The new measures do not mandate that all passengers wear seatbelts for the entire flight, although airlines typically recommend it. Passengers are usually required to buckle up during turbulent weather.

Singapore Airlines noted that its pilots and cabin crew are trained to handle turbulence and secure loose items to minimise injury risks.Passengers injured
Twenty-two passengers from a Singapore Airlines flight that was hit by turbulence May 21, have spinal cord injuries and six have brain and skull injuries, according to media reports. Twenty people remained in intensive care, although none were life-threatening cases, reported The Straits Times, citing Dr Adinun Kittiratanapaibool, director of Samitivej Srinakarin Hospital.The oldest patient at the hospital is 83, while the youngest is a two-year-old child who suffered a concussion.
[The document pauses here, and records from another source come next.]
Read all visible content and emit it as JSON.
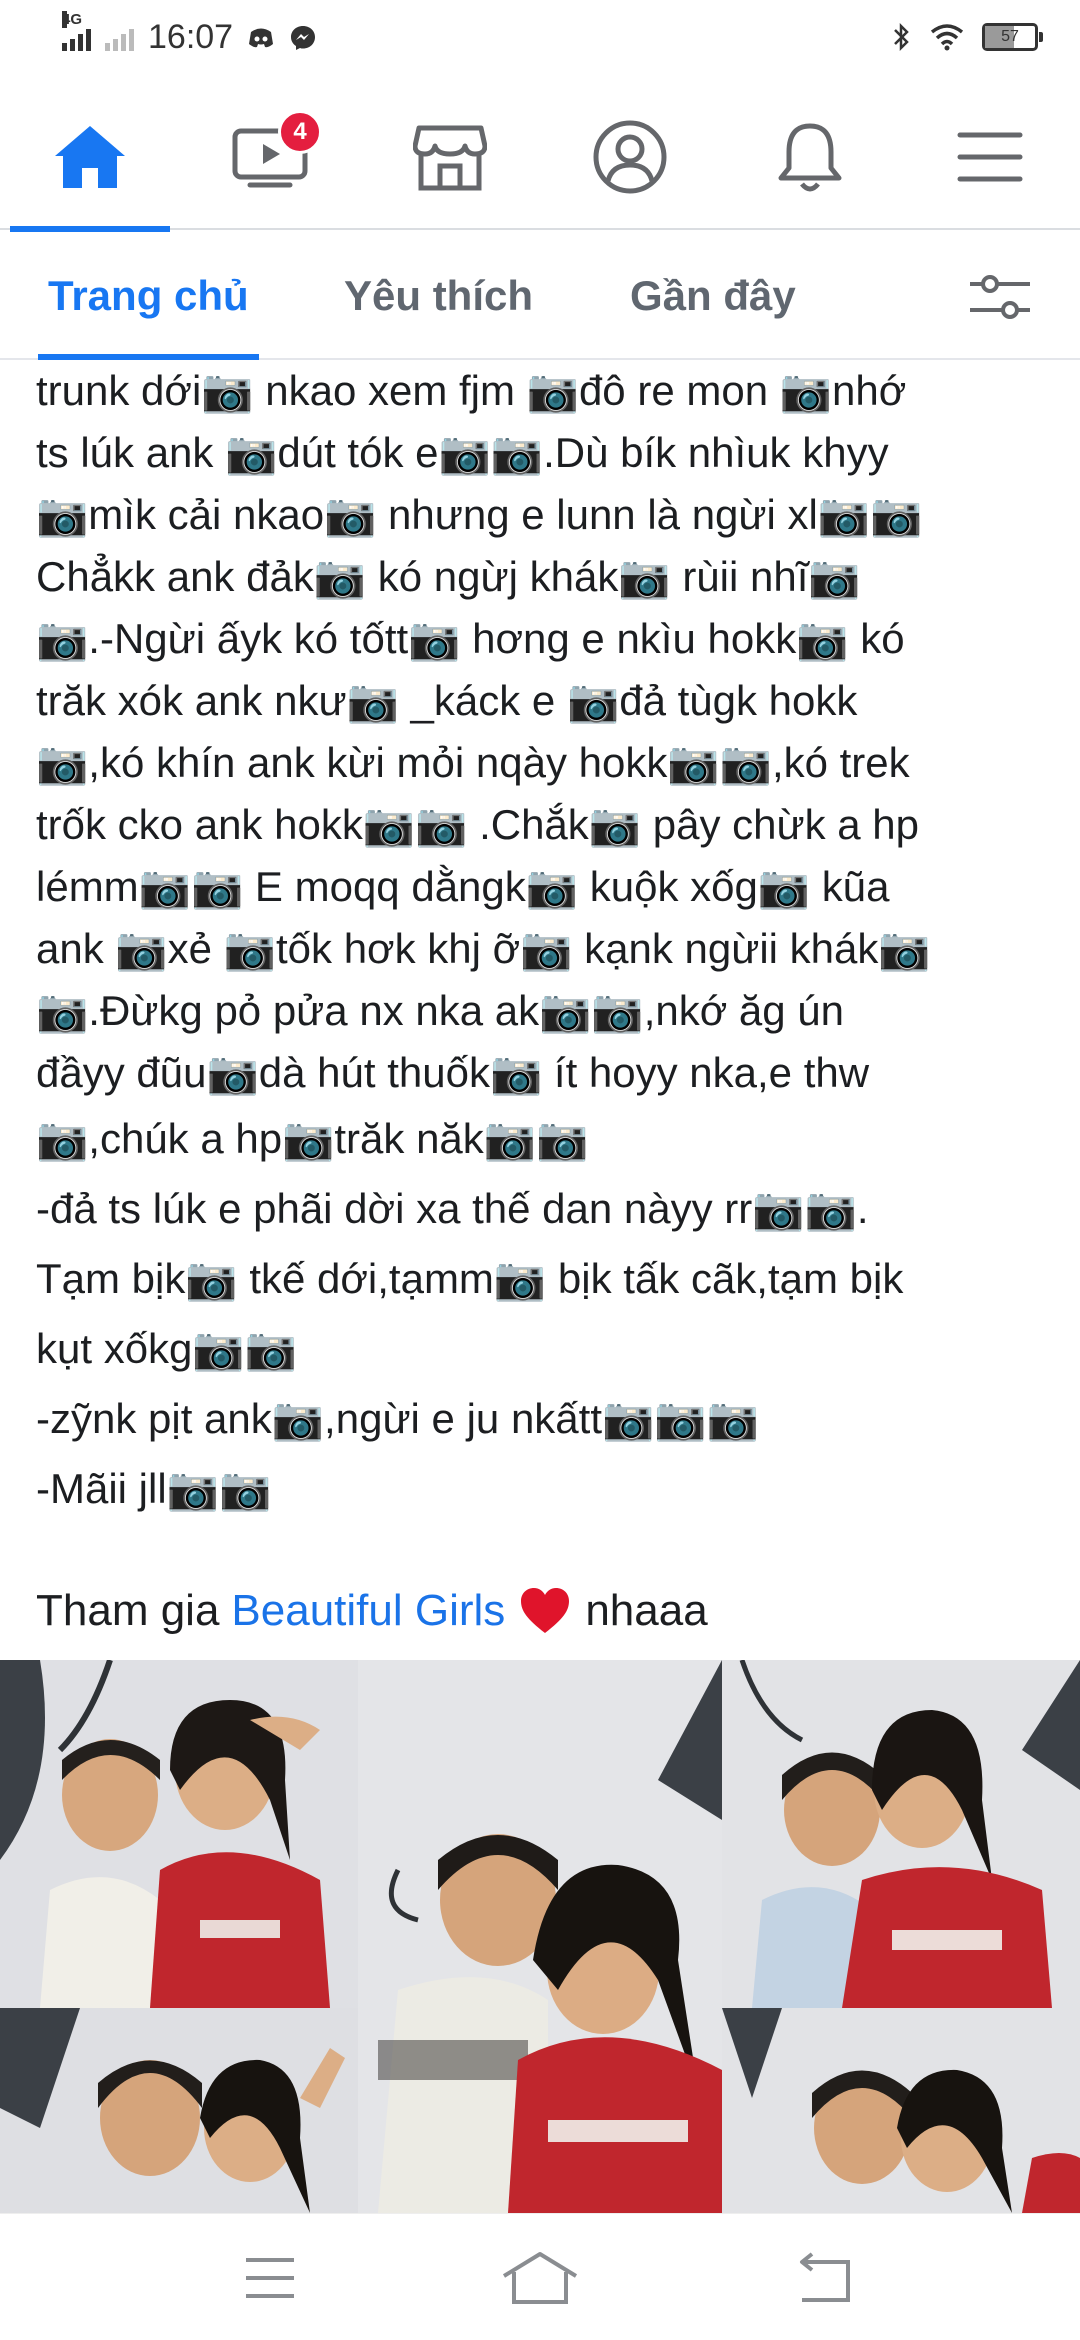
{
  "status_bar": {
    "network": "4G",
    "time": "16:07",
    "battery": "57",
    "battery_level": 0.57,
    "icons_left": [
      "discord-icon",
      "messenger-icon"
    ],
    "icons_right": [
      "bluetooth-icon",
      "wifi-icon",
      "battery-icon"
    ]
  },
  "top_nav": {
    "items": [
      {
        "name": "home",
        "icon": "home-icon",
        "active": true
      },
      {
        "name": "watch",
        "icon": "video-icon",
        "badge": "4"
      },
      {
        "name": "marketplace",
        "icon": "store-icon"
      },
      {
        "name": "profile",
        "icon": "profile-icon"
      },
      {
        "name": "notifications",
        "icon": "bell-icon"
      },
      {
        "name": "menu",
        "icon": "hamburger-icon"
      }
    ]
  },
  "tabs": {
    "items": [
      "Trang chủ",
      "Yêu thích",
      "Gần đây"
    ],
    "active": 0,
    "filter_icon": "sliders-icon"
  },
  "post": {
    "lines": [
      "trunk dới📷 nkao xem fjm 📷đô re mon 📷nhớ",
      "ts lúk ank 📷dút tók e📷📷.Dù bík nhìuk khyy",
      "📷mìk cải nkao📷 nhưng e lunn là ngừi xl📷📷",
      "Chẳkk ank đảk📷 kó ngừj khák📷 rùii nhĩ📷",
      "📷.-Ngừi ấyk kó tốtt📷 hơng e nkìu hokk📷 kó",
      "trăk xók ank nkư📷 _káck e 📷đả tùgk hokk",
      "📷,kó khín ank kừi mỏi nqày hokk📷📷,kó trek",
      "trốk cko ank hokk📷📷 .Chắk📷 pây chừk a hp",
      "lémm📷📷 E moqq dằngk📷 kuộk xốg📷 kũa",
      "ank 📷xẻ 📷tốk hơk khj ỡ📷 kạnk ngừii khák📷",
      "📷.Đừkg pỏ pửa nx nka ak📷📷,nkớ ăg ún",
      "đầyy đũu📷dà hút thuốk📷 ít hoyy nka,e thw",
      "📷,chúk a hp📷trăk năk📷📷",
      "-đả ts lúk e phãi dời xa thế dan nàyy rr📷📷.",
      "Tạm bịk📷 tkế dới,tạmm📷 bịk tấk cãk,tạm bịk",
      "kụt xốkg📷📷",
      "-zỹnk pịt ank📷,ngừi e ju nkấtt📷📷📷",
      "-Mãii jll📷📷"
    ],
    "cta_prefix": "Tham gia",
    "cta_link": "Beautiful Girls",
    "cta_suffix": "nhaaa"
  },
  "photos": [
    {
      "name": "photo-1"
    },
    {
      "name": "photo-2"
    },
    {
      "name": "photo-3"
    },
    {
      "name": "photo-4"
    },
    {
      "name": "photo-5"
    }
  ],
  "nav_bar": {
    "items": [
      {
        "name": "menu",
        "icon": "menu-lines-icon"
      },
      {
        "name": "home",
        "icon": "android-home-icon"
      },
      {
        "name": "back",
        "icon": "back-arrow-icon"
      }
    ]
  },
  "colors": {
    "accent": "#1877f2",
    "badge": "#e41e3f",
    "link": "#1a73e8",
    "heart": "#e0142b",
    "photo_red_shirt": "#c0262d"
  }
}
He added that there were 40 patients from Flight SQ321 at the hospital. The London to Singapore flight made an emergency landing in Bangkok.

Nearly 60 passengers were injured after the flight on May 21 encountered “sudden extreme turbulence over the Irrawaddy Basin at 37,000 feet about 10 hours after departure”.

Forty-six passengers and two crew members aboard the SIA flight remain in the Thai capital for medical treatment.

Sixty-five passengers and two crew members were still in Bangkok, said SIA in a Facebook post at 9.31pm on May 23.

The pilot diverted the Boeing 777-300ER carrying 211 passengers and 18 crew members to Bangkok’s Suvarnabhumi Airport at 3.45pm (4.45pm Singapore time), making an emergency landing.

Flight SQ321, which was heading to Singapore from London, experienced sudden extreme turbulence on May 21. Briton Geoffrey Kitchen, 73, died during the turbulence, reportedly due to a heart attack.

It added that SIA chief executive Goh Choon Phong has been “meeting the affected passengers, crew, their family members and loved ones in Bangkok today to personally offer his support and to understand their concerns”.

Singapore Airlines has been in contact with all the passengers and crew members who are still in Bangkok. Customer Care Representatives, who are staff volunteers trained for such situations, have been assigned to provide updates and the necessary support and assistance to each passenger during this difficult time.